Although some would say the Church as such was really instituted by Christ himself:

Matt 16:18 And I say also unto thee, That thou art Peter, and upon this rock I will build my church; and the gates of hell shall not prevail against it.

NATION STATE INSTITUTED

What cannot be denied is that God established his societal institution of the nation state immediately after the flood. A rule of law is implicit in God’s establishment of the ultimate penalty:

Gen 9:6 Whoso sheddeth man’s blood, by man shall his blood be shed: for in the image of God made he man.

And we see the division of the world into nation states in the very next chapter:

Gen 10:32 These are the families of the sons of Noah, after their generations, in their nations: and by these were the nations divided in the earth after the flood.

God gives the state, not the church, the duty to administer his civil law. But he has given the church the prophetic duty of calling those in power to account and reminding them that there is one higher than they:

John 19:11 Jesus answered, Thou couldest have no power at all against me, except it were given thee from above: therefore he that delivered me unto thee hath the greater sin.

EVERY THOUGHT CAPTIVE

God Almighty has charged them to administer his laws for the public good:

Rom 13:4 For he is the minister of God to thee for good. But if thou do that which is evil, be afraid; for he beareth not the sword in vain: for he is the minister of God, a revenger to execute wrath upon him that doeth evil.
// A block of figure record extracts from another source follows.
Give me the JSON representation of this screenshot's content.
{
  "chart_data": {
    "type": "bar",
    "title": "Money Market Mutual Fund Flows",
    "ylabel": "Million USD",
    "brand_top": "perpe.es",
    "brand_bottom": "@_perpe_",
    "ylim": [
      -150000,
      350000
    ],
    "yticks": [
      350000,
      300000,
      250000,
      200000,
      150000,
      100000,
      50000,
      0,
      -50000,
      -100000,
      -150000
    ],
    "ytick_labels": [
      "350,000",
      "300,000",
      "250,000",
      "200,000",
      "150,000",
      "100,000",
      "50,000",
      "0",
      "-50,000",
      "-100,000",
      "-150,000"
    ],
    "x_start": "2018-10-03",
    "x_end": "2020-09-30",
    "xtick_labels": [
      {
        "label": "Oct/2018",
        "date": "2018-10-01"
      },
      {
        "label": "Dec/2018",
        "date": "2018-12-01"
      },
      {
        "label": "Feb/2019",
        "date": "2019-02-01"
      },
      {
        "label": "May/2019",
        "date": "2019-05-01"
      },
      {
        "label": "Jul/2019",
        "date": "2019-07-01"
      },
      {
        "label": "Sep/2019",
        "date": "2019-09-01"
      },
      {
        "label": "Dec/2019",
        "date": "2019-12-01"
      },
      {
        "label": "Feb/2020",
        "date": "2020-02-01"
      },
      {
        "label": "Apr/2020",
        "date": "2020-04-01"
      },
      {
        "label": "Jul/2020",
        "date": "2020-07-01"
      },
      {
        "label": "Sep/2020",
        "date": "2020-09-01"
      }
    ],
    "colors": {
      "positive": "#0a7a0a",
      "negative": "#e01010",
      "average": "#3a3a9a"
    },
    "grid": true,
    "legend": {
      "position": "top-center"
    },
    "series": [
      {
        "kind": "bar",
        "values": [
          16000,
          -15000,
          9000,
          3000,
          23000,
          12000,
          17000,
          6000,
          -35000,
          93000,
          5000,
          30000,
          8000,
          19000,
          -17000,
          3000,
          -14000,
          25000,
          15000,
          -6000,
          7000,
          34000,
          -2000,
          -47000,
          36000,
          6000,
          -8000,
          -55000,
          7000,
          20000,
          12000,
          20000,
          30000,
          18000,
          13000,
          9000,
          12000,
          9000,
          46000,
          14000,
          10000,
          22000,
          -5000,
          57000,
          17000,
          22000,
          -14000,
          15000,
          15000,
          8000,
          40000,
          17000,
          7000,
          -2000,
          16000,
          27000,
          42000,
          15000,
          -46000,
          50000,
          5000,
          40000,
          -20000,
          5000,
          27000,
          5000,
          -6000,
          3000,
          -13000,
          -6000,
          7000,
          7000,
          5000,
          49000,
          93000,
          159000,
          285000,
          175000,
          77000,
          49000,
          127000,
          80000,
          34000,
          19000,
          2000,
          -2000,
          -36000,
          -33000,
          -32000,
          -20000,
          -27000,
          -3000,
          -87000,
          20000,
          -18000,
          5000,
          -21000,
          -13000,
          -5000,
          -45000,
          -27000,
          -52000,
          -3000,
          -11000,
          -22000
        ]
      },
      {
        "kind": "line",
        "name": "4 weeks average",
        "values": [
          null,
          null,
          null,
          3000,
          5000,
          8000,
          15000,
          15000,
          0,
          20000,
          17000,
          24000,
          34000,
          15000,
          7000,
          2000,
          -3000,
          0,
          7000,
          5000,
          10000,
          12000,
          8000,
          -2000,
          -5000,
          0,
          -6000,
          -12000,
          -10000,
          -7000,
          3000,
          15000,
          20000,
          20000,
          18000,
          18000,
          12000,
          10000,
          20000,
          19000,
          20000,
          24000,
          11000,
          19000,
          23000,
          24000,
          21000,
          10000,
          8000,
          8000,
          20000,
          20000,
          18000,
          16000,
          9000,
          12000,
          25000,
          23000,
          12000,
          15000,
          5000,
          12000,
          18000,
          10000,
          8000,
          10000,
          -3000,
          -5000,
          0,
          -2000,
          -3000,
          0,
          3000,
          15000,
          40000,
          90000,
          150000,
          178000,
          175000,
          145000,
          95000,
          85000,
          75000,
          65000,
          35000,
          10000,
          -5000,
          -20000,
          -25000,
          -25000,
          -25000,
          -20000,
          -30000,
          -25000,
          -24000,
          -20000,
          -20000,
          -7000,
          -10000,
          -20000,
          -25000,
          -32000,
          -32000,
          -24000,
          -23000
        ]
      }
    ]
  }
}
Indeed, the Gospel, the faith once delivered unto the saints, is all-encompassing:

2Cor 10:5 Casting down imaginations, and every high thing that exalteth itself against the knowledge of God, and bringing into captivity every thought to the obedience of Christ;

The early Christians in these islands wanted to take every thought, every idea, captive for Christ.

That is evident in everything they did, stamping out paganism in all its forms and converting kings to the Christian faith. We have already heard of seventh-century king Oswiu of Northumbria. But king Ceredig in Wales was a Christian in the fifth century. Augustine baptised king Aethelbert of Kent in 601AD. But a hundred years earlier the sixth-century Celtic prophet Gildas was at is peak. He wrote a scathing religious polemic ‘De Excidio et Conquestu Britanniae’. We find him laying into contemporary kings for their sins. Our Christian forebears knew the Christian faith was far more than an individual matter.

FAITH ONCE DELIVERED

To sum up, the Christian faith built this land of ours and it is under attack both in church and state in our time. May God give us the courage and the confidence to proclaim his word in every sphere, preach his word, pray for repentance in ourselves , in the church and in the state, and hold fast to the faith once delivered unto the saints.